Paul Auster
Brooklyn Follies
Título Original: Brooklyn Follies
Traducción: benito Gómez Ibáñez
OBERTURA
Estaba buscando un sitio tranquilo para morir. Alguien me recomendó Brooklyn, de manera que al día siguiente salí de Westchester y fui para allá a reconocer el terreno. No había vuelto en cincuenta y seis años, y no me acordaba de nada. Mis padres se habían ido de la ciudad cuando yo tenía tres años, pero el instinto me llevó al barrio donde habíamos vivido, arrastrándome como un perro herido al lugar donde nací. Un empleado de una agencia inmobiliaria de la zona me enseñó media docena de pisos en edificios de piedra rojiza, y a última hora de la tarde había alquilado un apartamento de dos habitaciones con jardín en la calle Uno, sólo a media manzana de Prospect Park.
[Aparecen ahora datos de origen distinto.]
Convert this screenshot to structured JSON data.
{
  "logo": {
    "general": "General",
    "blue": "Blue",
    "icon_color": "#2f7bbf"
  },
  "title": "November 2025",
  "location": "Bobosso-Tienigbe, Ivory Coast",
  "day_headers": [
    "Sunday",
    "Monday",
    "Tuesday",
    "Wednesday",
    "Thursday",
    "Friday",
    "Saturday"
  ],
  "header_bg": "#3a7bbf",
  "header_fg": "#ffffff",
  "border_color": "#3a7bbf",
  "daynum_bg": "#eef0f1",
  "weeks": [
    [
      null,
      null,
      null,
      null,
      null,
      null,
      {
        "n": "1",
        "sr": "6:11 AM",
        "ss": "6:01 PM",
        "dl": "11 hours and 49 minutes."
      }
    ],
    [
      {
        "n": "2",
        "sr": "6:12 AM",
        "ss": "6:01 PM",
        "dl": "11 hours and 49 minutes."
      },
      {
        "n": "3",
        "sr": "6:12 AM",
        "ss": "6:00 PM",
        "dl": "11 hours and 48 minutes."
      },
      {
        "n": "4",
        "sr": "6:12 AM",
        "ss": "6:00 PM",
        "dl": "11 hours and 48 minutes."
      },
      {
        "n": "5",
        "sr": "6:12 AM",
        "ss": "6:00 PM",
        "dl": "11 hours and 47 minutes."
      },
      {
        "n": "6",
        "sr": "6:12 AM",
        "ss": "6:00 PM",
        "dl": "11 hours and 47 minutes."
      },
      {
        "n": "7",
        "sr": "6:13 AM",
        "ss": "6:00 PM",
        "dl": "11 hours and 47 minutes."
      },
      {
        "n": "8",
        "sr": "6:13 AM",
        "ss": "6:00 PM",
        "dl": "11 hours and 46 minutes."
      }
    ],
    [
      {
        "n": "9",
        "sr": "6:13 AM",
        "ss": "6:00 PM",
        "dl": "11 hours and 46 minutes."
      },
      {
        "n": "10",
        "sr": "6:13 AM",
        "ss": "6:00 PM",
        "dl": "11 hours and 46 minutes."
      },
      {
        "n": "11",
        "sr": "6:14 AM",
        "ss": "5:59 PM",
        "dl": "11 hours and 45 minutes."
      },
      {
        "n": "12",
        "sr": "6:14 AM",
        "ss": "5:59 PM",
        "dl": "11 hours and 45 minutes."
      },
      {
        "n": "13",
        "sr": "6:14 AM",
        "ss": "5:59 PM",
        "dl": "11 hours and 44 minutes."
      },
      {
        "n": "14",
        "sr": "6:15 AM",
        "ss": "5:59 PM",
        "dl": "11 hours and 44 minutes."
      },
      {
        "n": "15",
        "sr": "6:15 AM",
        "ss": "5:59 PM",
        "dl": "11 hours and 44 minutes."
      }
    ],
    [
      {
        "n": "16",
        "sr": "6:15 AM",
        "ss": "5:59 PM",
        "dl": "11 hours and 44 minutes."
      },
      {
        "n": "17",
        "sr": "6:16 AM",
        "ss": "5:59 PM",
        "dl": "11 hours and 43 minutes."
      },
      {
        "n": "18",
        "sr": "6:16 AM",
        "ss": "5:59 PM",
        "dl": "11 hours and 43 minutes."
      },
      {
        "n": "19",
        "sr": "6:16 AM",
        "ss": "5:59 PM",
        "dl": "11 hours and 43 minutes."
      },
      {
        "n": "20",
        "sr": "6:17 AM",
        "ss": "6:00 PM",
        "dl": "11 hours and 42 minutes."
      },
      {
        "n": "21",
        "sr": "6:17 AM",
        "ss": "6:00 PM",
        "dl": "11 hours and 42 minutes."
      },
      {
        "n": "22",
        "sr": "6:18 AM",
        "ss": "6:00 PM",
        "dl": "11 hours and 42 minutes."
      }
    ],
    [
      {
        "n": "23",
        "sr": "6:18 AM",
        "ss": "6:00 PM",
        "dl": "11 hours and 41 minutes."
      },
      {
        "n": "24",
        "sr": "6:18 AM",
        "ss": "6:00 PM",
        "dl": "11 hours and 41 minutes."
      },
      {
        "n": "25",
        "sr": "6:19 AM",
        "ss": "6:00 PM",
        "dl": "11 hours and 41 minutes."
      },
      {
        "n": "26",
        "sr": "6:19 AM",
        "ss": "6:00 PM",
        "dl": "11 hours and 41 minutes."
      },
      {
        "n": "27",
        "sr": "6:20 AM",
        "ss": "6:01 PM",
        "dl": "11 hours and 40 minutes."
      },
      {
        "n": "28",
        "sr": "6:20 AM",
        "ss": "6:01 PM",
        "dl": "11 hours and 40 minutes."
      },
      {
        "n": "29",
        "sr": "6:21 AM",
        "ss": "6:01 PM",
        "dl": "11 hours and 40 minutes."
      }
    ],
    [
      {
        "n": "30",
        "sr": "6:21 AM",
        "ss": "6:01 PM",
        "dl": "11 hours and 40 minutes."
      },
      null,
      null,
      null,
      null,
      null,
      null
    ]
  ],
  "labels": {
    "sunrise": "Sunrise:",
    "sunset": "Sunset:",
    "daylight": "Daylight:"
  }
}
No tenía idea de quiénes eran mis vecinos, y no me importaba. Todos trabajaban de nueve a cinco, ninguno tenía hijos, así que en el edificio siempre habría un relativo silencio. Más que nada, eso era lo que buscaba. Un fin silencioso para mi triste y ridícula vida.
Ya se había firmado un contrato de compraventa para la casa de Bronxville, y una vez que se formalizaran las escrituras a finales de mes no habría problemas de dinero. Mi ex mujer y yo pensábamos repartimos lo que sacáramos de la venta, y con cuatrocientos mil dólares en el banco tendría más que suficiente para mantenerme hasta que exhalara el último aliento.
Al principio, no sabía cómo ocupar el tiempo. Me había pasado treinta y un años yendo y viniendo entre los barrios residenciales y Manhattan, donde estaba la oficina de la compañía de seguros de vida y accidente Mid-Atlantic, pero ahora que ya no trabajaba, al día le sobraban horas.
Más o menos una semana después de mudarme al apartamento, mi hija Rachel, ya casada, vino de Nueva Jersey para hacerme una visita. Me dijo que lo que yo necesitaba era dedicarme a algo, buscarme una ocupación provechosa. Rachel no es ninguna tonta. Es doctora en bioquímica por la Universidad de Chicago y trabaja de investigadora en una gran empresa farmacéutica de las afueras de Princeton, pero, como digna hija de su madre, raro es el día en que dice algo que no sean lugares comunes: todas esas frases manidas e ideas trilladas que saturan los vertederos del saber contemporáneo.Le expliqué que probablemente estaría muerto antes de que acabara el año, y eso de buscar ocupaciones me importaba un carajo. Por un momento, Rachel pareció a punto de echarse a llorar, pero contuvo las lágrimas y, parpadeando, me dijo que era una persona cruel y egoísta. No era de extrañar que «mamá» hubiera acabado divorciándose de mí, añadió, no le sorprendía que hubiera sido incapaz de aguantarlo más. Estar casada con un hombre como yo debía de ser una continua tortura, un verdadero infierno.